Now the trend is spreading. E-commerce platforms such as Booking.com routinely test personalised discounts, depending on your profile. Ride-share apps, grocery promos, digital subscription plans – the reach can be broad.
How AI-driven personalised pricing works
At its core, such systems mine data, a lot of it. Every click, the amount of time spent on a web page, prior purchases, abandoned carts, location, device type, browsing path – these all feed into a profile. Machine learning models predict your “willingness to pay”. Using these predictions, the system picks a price that maximises revenue while hoping not to lose the sale.
Some platforms go further. At Booking.com, teams used modelling to select which users should receive a special offer, while meeting budget constraints. This drove a 162% increase in sales, while limiting the cost of promotions for the platform.
So you might not be seeing a standard price; you might be seeing a price engineered for you.

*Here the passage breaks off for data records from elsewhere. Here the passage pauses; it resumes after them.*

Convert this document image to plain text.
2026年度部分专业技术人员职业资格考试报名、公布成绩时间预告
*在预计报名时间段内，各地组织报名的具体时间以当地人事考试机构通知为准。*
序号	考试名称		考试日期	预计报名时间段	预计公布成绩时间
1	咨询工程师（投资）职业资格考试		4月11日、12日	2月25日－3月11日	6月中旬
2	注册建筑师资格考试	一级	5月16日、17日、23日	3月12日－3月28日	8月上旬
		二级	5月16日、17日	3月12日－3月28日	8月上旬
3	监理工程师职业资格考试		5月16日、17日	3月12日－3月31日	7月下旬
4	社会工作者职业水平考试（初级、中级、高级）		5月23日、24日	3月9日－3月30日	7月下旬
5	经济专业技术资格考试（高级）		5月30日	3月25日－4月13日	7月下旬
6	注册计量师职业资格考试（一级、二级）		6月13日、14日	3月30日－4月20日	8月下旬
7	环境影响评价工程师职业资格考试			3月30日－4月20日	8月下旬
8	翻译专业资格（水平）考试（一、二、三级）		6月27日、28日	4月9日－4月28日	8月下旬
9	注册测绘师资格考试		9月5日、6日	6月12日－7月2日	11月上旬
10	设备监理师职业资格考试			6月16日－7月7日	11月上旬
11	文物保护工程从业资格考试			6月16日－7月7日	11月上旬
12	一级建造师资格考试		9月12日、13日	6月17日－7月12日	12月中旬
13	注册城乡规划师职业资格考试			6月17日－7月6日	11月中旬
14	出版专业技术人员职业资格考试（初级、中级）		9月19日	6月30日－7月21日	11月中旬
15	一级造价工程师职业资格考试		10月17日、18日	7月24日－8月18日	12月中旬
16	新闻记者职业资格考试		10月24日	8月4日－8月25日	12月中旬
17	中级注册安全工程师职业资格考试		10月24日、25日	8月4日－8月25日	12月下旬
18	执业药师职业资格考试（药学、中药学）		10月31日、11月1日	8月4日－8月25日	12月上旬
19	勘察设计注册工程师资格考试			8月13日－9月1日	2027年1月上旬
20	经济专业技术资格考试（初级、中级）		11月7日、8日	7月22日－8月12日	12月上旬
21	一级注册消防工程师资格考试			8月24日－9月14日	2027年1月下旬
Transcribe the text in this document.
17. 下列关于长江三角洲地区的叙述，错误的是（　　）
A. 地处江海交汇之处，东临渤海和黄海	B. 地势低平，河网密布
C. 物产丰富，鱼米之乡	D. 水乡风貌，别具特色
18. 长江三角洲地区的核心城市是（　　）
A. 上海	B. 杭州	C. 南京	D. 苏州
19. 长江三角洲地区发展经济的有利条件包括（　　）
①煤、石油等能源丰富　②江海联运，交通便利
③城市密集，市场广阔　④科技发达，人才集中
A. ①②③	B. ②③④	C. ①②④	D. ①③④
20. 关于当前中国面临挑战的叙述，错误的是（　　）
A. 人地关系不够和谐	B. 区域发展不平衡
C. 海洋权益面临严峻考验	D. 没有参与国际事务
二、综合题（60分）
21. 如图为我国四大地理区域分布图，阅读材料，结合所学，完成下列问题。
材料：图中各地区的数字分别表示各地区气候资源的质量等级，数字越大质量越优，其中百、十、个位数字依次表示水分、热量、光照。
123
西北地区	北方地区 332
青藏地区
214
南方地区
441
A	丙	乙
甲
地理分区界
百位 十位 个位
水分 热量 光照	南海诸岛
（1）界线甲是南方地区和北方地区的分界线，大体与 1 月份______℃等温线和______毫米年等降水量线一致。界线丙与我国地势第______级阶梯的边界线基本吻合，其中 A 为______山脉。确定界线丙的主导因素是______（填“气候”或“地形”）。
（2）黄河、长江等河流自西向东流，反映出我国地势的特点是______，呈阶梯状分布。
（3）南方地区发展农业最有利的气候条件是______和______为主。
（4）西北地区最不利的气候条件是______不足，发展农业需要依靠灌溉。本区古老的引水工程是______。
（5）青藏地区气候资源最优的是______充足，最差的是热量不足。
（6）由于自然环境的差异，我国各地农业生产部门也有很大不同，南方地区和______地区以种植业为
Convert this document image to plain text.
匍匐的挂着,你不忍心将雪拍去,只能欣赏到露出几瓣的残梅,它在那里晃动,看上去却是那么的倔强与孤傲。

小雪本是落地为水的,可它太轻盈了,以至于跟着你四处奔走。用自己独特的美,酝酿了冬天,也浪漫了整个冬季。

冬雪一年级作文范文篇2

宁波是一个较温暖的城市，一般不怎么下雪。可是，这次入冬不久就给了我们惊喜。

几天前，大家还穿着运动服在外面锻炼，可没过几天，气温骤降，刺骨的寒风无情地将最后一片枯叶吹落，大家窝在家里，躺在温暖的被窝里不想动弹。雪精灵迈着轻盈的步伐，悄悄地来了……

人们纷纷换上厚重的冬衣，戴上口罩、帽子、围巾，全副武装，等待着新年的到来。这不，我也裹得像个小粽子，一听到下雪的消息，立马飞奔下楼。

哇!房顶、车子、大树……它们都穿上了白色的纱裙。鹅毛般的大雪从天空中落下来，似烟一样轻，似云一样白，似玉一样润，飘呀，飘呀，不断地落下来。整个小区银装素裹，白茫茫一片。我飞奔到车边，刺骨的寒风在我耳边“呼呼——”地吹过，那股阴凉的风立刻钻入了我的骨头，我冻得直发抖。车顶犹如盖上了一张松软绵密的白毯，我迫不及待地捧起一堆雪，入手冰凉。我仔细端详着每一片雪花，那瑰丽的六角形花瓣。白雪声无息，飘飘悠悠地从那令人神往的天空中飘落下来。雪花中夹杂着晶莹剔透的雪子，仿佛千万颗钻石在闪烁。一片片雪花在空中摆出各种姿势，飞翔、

The risk is consumer backlash
There are, of course, risks to the strategy of personalised pricing.
First, fairness. If two households in the same suburb pay different rent or mortgage rates, that seems arbitrary. Pricing that uses income proxies (such as device type or postcode) might entrench inequality. Algorithms may discriminate (even unintentionally) against certain demographics.
Second, alienation. Consumers often feel cheated when they find a lower price later. Once trust is lost, customers might turn away or seek to game the system (clear cookies, browse in incognito mode, switch devices).
Third, accountability. Currently, transparency is low; firms rarely disclose the use of personalised pricing. If AI sets a price that breaches consumer law by being misleading or discriminatory, who’s liable — the firm or the algorithm designer?
What the regulators say
In Australia, the Australian Competition and Consumer Commission (ACCC) is taking notice. A five-year inquirypublished in June 2025 flagged algorithmic transparency, unfair trading practices, and consumer harms as central issues.
Is this efficient, or creepy?
We’re entering a world where your price might differ from mine — even in real time. That can unlock efficiency, new forms of loyalty pricing, or targeted discounts. But it can also feel Orwellian, unfair or exploitative.
The challenge for business is to deploy AI pricing ethically and transparently, in ways customers can trust. The challenge for regulators is to catch up. The ACCC’s actions suggest Australia is moving in that direction but many legal, technical, and philosophical questions remain.